USPRCP called on the U.S. not to “destroy the already tenuous relationship between the two countries,” but rather support Duterte’s drug war, “especially the treatment and rehabilitation of more than one million drug addicts who have voluntarily surrendered.”
For its part, the Philippine Embassy, which was also not invited to testify, provided the commission with a booklet entitled “The Real Numbers” by the Office of Secretary of Foreign Affairs Alan Peter S. Cayetano. The statement basically questioned the way Duterte’s critics “changed the definition of extrajudicial killings (EJK), therefore deceiving the public and foreign media into believing that there is a sudden wave of state-sponsored extrajudicial killings in the Philippines.”
The statement points out further that “there is a deliberate attempt to include all homicides as EJKs or killings related to the campaign against criminality and illegal drugs, and that these are state-sponsored, which is simply not true.”
Contrary to the more than 7,000 EJK’s cited in media reports, the Duterte administration admits to only “3,116 deaths resulting from presumed legitimate law enforcement operation.”
There are more deaths due to police operations, it pointed out, because “more operations lead to more arrest, more surrenderees and, unfortunately, more who resist violently thus resulting in more deaths.”
‘War against the poor’
To some grassroots organizations, however, the Philippine government’s explanations and efforts leave much to be desired.

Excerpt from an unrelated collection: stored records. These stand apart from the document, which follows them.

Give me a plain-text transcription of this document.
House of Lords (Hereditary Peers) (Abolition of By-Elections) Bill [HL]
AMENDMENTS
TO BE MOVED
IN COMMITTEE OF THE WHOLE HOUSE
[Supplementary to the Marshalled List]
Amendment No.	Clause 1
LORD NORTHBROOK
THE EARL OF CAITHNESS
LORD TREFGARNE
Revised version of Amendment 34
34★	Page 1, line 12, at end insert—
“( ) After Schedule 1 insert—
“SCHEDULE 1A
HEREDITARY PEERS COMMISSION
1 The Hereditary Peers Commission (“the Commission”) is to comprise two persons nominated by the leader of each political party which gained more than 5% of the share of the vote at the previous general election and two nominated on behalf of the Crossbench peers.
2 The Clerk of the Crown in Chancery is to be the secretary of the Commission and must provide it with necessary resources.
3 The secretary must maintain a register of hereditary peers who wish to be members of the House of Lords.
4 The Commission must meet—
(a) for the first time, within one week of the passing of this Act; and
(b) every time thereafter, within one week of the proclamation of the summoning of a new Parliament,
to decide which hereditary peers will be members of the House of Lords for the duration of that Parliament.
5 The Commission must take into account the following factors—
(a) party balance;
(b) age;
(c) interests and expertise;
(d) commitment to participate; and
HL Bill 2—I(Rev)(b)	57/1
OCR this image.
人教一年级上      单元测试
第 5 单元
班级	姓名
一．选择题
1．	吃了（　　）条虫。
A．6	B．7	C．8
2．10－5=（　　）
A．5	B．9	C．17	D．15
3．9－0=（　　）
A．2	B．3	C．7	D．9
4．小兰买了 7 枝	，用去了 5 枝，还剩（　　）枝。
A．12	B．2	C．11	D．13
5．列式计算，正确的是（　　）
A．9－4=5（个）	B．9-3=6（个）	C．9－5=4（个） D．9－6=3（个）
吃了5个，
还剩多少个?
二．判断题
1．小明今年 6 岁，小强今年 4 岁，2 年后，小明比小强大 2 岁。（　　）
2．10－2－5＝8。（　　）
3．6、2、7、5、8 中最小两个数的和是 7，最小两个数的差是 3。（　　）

“The issue of drug-related killings is part of a war against the poor and marginalized people in our mother country,” said Jo Quiambao of Gabriela DC, a women’s rights group.
“It is not enough to put an end to the killings and investigate the perpetrators, but rather to understand the roots of poverty such as landlessness, joblessness, lack of national industrialization, and lack of basic needs, etc.” Quiambao notes further that the war on terror in Mindanao and the war on drugs are exacting a heavy toll on innocent civilians, “particularly women and children who will bear the brunt of these acts.”
Washington, D.C. resident Dante Simbulan, adviser of Katarungan (an international human organization with members in DC metro area), also sent a statement to the TLHRC expressing “shock” over the EJKs, notably of drug addicts and dealers living in poverty, while those involved among the wealthy and the police are spared. The “killing spree,” Simbulan said, has also victimized journalists critical of the regime, social activists, church leaders and indigenous people defending their ancestral lands.
“There has been a lack of appropriate investigation, due process, prosecution and punishment in all these violations of human rights,” Simbulan states.
“Victims and their families do not get justice. We are troubled that the Duterte administration, like previous administrations, continues to use brute force as a way to deal with perceived threats to law and order.”
Meanwhile, Duterte’s popularity remain high. Human rights advocates like Carlos admit that resistance to Duterte, both here and in the Philippines, has not yet grown into a formidable force because the progressive movement, notably the left, is divided. Former anti-martial law activists, for instance, are now split between anti-Duterte and pro-Duterte supporters.
“Even people in the community, who are non-political, are singing Duterte praises,” observes former anti-Marcos activist Yvonne Reyes of Silver Spring, Maryland. “That’s because they like his no-nonsense brand of leadership and his simple lifestyle,” she adds.
Eric Lachica, executive director of US Pinoys for Good Governance (USPGG), is confident, however, that more congressional hearings on the Philippine human rights situation will increase greater awareness here in the US and louder opposition to Duterte’s policies. “We are working hard to get more sponsors for the Rubio/Cardin bill so the Foreign Relations Committee can start hearings on this issue,” he reports.